In People v. Clark, the Supreme Court today resolves a split in Court of Appeal opinions about interpreting amendments to a gang enhancement statute — Penal Code section 186.22 — made by Assembly Bill No. 333 (Stats. 2021, ch. 699). The amendments, with less than clear language that has taken up a not insubstantial amount of space on the court’s docket, narrowed the circumstances under which the gang enhancement could be imposed.

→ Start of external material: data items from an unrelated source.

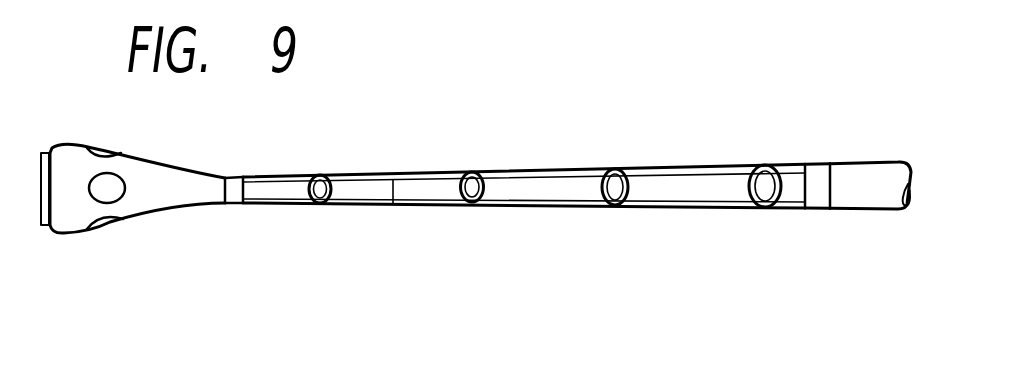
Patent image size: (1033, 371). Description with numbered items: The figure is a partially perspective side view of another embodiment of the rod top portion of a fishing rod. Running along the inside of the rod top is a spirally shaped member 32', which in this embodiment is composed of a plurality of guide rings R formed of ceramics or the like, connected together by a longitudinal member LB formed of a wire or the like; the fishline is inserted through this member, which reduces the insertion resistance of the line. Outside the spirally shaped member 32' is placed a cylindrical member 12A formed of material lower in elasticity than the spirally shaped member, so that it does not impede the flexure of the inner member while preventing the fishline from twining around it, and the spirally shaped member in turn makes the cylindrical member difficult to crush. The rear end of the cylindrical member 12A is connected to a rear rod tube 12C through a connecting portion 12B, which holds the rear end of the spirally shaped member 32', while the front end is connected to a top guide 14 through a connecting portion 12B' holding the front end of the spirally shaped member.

The top guide 14 is at (172, 180).
The connecting portion 12B' is at (246, 230).
The cylindrical member 12A is at (682, 210).
The connecting portion 12B is at (815, 226).
The rear rod tube 12C is at (866, 200).
The guide rings R is at (476, 200).
The longitudinal member LB is at (393, 182).
The spirally shaped member 32' is at (441, 315).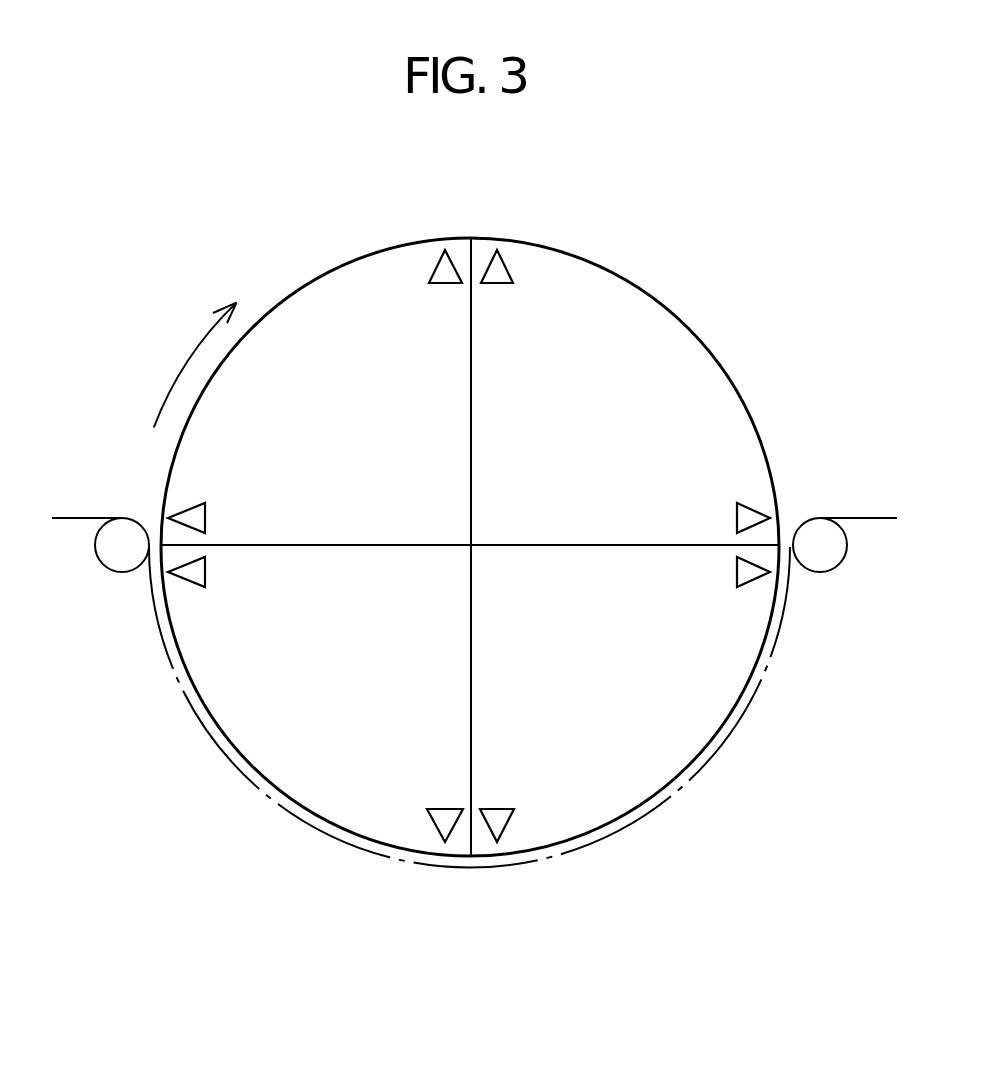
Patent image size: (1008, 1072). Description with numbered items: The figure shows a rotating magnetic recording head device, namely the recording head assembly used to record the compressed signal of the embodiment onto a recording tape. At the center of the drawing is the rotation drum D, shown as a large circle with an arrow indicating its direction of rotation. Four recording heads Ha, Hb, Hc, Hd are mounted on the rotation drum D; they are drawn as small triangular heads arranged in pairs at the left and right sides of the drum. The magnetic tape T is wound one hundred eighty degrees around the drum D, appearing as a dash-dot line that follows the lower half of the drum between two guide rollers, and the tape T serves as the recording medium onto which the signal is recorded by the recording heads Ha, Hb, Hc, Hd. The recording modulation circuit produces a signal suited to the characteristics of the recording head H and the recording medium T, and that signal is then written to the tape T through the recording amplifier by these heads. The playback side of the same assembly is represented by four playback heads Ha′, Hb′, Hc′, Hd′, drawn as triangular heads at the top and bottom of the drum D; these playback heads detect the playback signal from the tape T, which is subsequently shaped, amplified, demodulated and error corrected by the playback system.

The rotation drum D is at (602, 265).
The tape T is at (378, 857).
The recording head H is at (783, 475).
The recording head Ha is at (207, 520).
The recording head Hb is at (207, 572).
The recording head Hc is at (735, 572).
The recording head Hd is at (735, 520).
The playback head Ha′ is at (447, 808).
The playback head Hb′ is at (493, 808).
The playback head Hc′ is at (497, 286).
The playback head Hd′ is at (443, 286).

The court’s unanimous opinion by Justice Leondra Kruger holds the multiple offenses that constitute a “pattern of criminal gang activity” necessary to trigger the enhancement can be “committed by individual gang members acting alone” and need not, as some appellate courts had ruled, be “committed in concert with other gang members.”

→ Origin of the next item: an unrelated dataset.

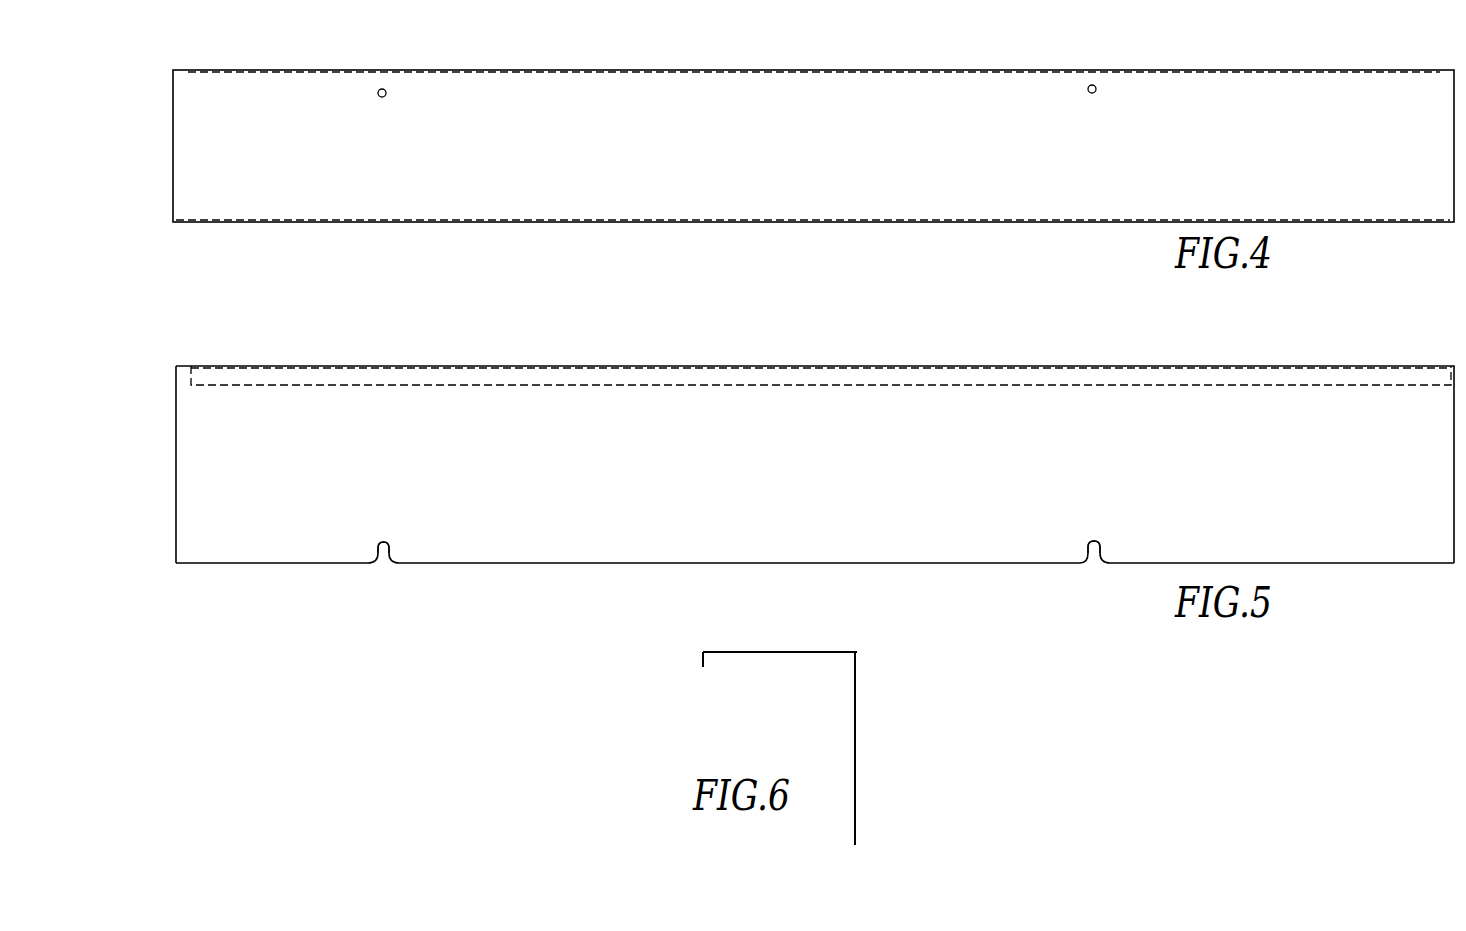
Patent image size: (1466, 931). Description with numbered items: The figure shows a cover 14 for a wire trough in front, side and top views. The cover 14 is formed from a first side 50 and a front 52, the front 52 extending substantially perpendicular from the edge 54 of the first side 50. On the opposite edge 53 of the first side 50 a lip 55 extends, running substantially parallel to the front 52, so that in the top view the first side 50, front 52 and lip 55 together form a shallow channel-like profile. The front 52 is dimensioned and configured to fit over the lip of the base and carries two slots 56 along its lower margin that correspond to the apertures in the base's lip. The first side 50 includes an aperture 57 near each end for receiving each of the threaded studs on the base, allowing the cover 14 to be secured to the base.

The opinion also concludes, however, that proving the existence of a gang “requires a nexus between the individual predicate offenses and the gang as an organized, collective enterprise. This organizational nexus requirement is satisfied by showing a connection between the predicate offenses and the organizational structure, primary activities, or common goals and principles of the gang.”

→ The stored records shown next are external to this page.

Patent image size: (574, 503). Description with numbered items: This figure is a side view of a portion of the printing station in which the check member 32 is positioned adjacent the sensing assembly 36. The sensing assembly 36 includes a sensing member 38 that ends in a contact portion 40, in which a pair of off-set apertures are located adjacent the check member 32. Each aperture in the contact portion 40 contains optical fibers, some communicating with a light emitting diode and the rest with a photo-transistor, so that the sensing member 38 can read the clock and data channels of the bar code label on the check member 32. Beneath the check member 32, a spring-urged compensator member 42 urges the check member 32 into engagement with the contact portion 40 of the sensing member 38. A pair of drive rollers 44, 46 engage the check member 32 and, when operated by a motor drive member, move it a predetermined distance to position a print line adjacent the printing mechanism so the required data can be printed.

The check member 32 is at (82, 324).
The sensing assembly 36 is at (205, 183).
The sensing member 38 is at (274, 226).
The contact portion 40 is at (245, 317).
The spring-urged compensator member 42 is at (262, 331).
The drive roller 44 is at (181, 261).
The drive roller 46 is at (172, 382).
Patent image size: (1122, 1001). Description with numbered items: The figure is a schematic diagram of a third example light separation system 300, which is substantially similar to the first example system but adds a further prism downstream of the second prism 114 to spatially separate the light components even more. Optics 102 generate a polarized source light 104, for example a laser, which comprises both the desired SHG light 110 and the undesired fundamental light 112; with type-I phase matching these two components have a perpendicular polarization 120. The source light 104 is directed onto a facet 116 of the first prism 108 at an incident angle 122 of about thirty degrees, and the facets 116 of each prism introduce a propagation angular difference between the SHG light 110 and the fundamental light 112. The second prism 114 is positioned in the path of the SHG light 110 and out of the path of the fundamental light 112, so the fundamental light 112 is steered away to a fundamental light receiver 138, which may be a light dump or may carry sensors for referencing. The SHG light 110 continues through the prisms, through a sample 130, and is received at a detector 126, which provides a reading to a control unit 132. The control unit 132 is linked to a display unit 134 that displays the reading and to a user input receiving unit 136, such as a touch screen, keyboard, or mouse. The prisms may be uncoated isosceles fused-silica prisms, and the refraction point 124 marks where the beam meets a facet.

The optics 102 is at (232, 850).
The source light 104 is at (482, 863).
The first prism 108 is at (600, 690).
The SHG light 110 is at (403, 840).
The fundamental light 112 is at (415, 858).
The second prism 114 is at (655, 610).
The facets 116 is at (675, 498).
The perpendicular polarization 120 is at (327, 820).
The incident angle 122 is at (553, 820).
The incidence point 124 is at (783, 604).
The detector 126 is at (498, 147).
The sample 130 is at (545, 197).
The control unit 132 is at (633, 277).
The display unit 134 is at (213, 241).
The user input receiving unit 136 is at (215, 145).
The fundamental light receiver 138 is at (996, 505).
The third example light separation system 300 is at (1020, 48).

The court reverses the Fourth District, Division Two, Court of Appeal partially published opinion. It also disapproves the First District, Division Three, decision in Rodas-Gramajo v. Superior Court (2023) 92 Cal.App.5th 656, the Second District, Division Seven, decision in People v. Delgado (2022) 74 Cal.App.5th 1067, and the Second District, Division Eight, opinion in People v. Lopez (2021) 73 Cal.App.5th 327. The Supreme Court denied review in Rodas-GramajoDelgado, and in Lopez.